Tuesday, January 28, 2014

RON SILLIMAN ON PETE SEEGER

Sitting in a reading room at the O'Neill Library, Boston College, with Boyd Nielson about six or so months ago tearing through the entire run of the US culture and politics quarterly Socialist Review, I recall now how absolutely dumbstruck I was by an article from the March-April 1987 number titled "Pete Seeger and the Avant-Garde." Written by Ron Silliman, who was then executive editor of the journal, the essay is most immediately a riposte challenging an attack on Seeger and Si Kahn that appeared in The Nation under the sneering title "I Dreamed I saw MTV Last Night." In The Nation article Jesse Limisch, then a professor of history at SUNY Buffalo, lambasts folk music and radical film, specifically the documentaries Seeing Red (1983) and Union Maids (1976), as "aesthetically retrograde and deeply out of touch with the realities in America today." According to Silliman, however, what lurks beneath the desire Lemisch expresses for instances of cultural representation and production commensurate to this (or, more accurately, that) technologically advanced moment is, in the end, a desire for modes of cultural authenticity capable of accounting for developments on the terrain of mass media (i.e. MTV), deindustrialization, the rise of neoliberalism, the advance of globalization and so forth. But rather than merely savaging and discarding Lemisch's position, Silliman locates within it an opportunity to think the more troubling assumption upon which Lemisch's argument is built:
[T]o dismiss his position because it's empirically flawed fails to recognize it as the symptom of a deeper more serious issue: the uneasy relation between contemporary mass culture, thoroughly commodified, market governed, chock full of bourgeois and technical mystification, sexist, racist, you name it, and any art forms that aspire to offer an alternative experience of life. For Lemisch's argument is, in reality, a traditional complaint, although one aimed more often at what seems to be the furthest end of the spectrum from Si Kahn and Pete Seeger: those incomprehensible formalists of the avant-garde.
Silliman's critique is a canny, awe-inspiring thing to marvel at and a touching defense of Seeger against banal charges of cultural irrelevance. The essay undoubtedly wears its moment on its sleeve; the terms and phrasing deployed in the essay bear a timestamp that ruthlessly binds it to the coordinates of a dated debate between mainstream and fringe, center and periphery, inside and outside, corporate and grassroots. But Silliman's identification of an oppositional folk culture ridiculed for gazing nostalgically back toward greener pastures with a forward-looking, intellectually sophisticated and technologically savvy cultural avant-garde concerned primarily with formal innovation is a fascinating gesture that most certainly merits further consideration. Take for example the following passages:
So where do Si Kahn and Peter Seeger fit? As drawn by Lemisch, the boundary around market culture excludes folk music and if, as he implies, only the market is pertinent to the life of the masses, picking up a banjo would indeed be a self-isolating gesture. But if these borders are permeable, or if folk music and other oppositional genres actually fall within the circle, then what is needed is a radically different conception of their place, their role and their politics.  
Here the history of the avant-garde has a lot to offer. If folk is an ensemble of practices centered on musical genres that, because they were mostly rural, preceded market culture, then a major, if not primary, political function of folk music is, by its very opposition to commerciality and commercial technique, to foreground those same institutional structures of which it refuses to partake. Like the avant-garde with which it shares so many of these features, folk has a politics implicit within its form.  
What Silliman here frames as "commerciality" obviously refers to the culture industry at large and in its totality. The assumption of course — the correct assumption — is that nothing escapes capital, nothing escapes the limits of the market, and Silliman appears to imply that this inescapability is something Seeger and other folk artists are very well aware of. The three-quarters of a century Seeger devoted to activism, to actively organizing and challenging power, would certainly seem to suggest as much and, while Seeger insisted on the enduring efficacy of seemingly outmoded cultural forms and practices, he seems to have suffered no illusions.

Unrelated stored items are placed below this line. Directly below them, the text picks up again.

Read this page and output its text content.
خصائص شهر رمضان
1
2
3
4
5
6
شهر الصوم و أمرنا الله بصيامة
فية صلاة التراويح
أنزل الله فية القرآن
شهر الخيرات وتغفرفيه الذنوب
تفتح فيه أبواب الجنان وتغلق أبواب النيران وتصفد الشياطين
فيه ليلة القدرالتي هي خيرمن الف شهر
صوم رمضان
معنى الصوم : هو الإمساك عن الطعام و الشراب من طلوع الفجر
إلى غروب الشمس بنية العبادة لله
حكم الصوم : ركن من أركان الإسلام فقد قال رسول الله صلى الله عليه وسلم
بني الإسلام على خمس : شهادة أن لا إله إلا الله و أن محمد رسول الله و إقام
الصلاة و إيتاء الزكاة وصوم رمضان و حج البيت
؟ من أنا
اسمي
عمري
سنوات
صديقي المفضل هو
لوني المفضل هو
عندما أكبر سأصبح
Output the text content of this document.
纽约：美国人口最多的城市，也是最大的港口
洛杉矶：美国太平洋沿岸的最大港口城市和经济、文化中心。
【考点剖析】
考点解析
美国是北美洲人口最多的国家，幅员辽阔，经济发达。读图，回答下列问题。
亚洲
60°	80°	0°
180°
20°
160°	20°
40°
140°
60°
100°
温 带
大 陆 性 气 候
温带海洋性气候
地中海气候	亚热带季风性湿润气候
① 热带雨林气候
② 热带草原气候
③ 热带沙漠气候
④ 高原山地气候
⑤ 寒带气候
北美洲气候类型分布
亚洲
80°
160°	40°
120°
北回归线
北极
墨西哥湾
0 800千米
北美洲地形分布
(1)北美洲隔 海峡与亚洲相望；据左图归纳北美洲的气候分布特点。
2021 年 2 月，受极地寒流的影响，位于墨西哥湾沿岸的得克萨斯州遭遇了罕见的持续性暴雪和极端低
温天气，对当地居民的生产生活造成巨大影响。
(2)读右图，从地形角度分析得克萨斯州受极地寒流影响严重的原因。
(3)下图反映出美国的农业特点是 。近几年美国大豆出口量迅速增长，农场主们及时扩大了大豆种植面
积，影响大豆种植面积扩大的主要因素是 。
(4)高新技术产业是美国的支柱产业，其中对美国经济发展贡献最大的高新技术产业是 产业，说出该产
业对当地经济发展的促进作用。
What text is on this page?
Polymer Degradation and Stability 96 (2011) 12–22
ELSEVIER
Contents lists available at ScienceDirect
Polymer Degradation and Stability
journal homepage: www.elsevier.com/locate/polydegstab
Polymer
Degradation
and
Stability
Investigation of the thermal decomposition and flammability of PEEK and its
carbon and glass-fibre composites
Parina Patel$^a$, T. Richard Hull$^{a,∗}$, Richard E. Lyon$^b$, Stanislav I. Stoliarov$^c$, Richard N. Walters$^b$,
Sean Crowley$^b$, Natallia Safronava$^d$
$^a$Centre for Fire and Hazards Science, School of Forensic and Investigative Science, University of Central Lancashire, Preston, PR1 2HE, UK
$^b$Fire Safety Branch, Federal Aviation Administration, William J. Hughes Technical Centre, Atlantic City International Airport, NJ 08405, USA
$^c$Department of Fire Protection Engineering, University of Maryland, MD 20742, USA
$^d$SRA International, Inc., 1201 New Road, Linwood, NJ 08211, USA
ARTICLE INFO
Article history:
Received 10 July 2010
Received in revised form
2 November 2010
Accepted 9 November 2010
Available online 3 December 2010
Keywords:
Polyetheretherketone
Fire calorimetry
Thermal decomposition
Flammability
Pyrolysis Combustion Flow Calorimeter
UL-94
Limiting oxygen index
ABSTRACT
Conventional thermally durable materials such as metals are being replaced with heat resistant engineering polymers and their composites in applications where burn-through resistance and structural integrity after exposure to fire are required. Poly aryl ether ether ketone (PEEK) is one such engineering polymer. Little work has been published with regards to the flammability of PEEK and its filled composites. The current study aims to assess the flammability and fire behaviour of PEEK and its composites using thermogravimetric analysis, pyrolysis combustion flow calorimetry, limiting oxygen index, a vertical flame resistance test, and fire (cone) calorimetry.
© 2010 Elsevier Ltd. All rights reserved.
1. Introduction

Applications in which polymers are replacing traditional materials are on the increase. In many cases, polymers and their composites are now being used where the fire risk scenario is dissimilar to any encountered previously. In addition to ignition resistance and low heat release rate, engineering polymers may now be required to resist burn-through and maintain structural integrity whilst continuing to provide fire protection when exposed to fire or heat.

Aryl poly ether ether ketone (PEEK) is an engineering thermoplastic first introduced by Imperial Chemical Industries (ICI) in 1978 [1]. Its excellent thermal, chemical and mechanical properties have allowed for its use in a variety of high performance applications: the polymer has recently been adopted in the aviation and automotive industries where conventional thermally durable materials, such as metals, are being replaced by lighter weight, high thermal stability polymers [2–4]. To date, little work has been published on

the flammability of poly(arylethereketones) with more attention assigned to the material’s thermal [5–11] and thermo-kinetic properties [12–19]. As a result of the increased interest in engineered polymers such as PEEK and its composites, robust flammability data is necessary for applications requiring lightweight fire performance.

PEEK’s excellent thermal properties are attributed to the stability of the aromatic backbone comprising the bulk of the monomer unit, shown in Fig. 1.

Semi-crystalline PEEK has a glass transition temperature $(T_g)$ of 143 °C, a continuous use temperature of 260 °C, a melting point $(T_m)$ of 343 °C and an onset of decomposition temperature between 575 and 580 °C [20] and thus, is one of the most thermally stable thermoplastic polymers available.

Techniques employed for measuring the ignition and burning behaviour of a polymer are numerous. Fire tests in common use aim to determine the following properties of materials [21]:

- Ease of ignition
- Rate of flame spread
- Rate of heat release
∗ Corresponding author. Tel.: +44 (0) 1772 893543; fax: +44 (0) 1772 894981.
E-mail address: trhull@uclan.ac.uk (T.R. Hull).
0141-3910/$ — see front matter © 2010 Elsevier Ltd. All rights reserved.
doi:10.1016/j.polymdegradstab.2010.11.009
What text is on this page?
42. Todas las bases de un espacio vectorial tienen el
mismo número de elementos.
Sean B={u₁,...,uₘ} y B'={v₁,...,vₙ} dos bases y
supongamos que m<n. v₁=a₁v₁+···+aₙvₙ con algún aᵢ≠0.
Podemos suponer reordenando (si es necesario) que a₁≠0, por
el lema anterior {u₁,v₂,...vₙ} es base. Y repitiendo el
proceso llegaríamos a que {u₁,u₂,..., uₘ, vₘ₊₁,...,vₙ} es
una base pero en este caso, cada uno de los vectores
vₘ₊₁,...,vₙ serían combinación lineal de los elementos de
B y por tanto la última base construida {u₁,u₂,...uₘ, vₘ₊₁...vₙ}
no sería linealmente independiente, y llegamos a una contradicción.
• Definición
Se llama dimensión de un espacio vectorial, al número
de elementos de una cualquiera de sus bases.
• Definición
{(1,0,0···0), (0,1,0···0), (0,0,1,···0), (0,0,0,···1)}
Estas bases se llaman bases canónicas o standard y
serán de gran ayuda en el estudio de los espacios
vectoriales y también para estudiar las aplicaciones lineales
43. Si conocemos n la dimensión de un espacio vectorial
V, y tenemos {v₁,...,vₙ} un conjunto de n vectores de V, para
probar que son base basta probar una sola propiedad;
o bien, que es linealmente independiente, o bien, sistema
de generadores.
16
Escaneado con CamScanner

Unfortunately Silliman never republished this essay from Socialist Review, presumably due, if only in part, to the narrow specificity of the debate with Lemisch to which it is tied. But there are indeed some startling moments within the essay and against whatever troubling claims and assumptions occasionally emerge throughout the essay I find myself deeply admiring the scope of the material Silliman handles and the contradictory links he forges in defense of Seeger.

NB: 1.29.2014: Silliman transcribed and posted "Pete Seeger and the Avant-Garde."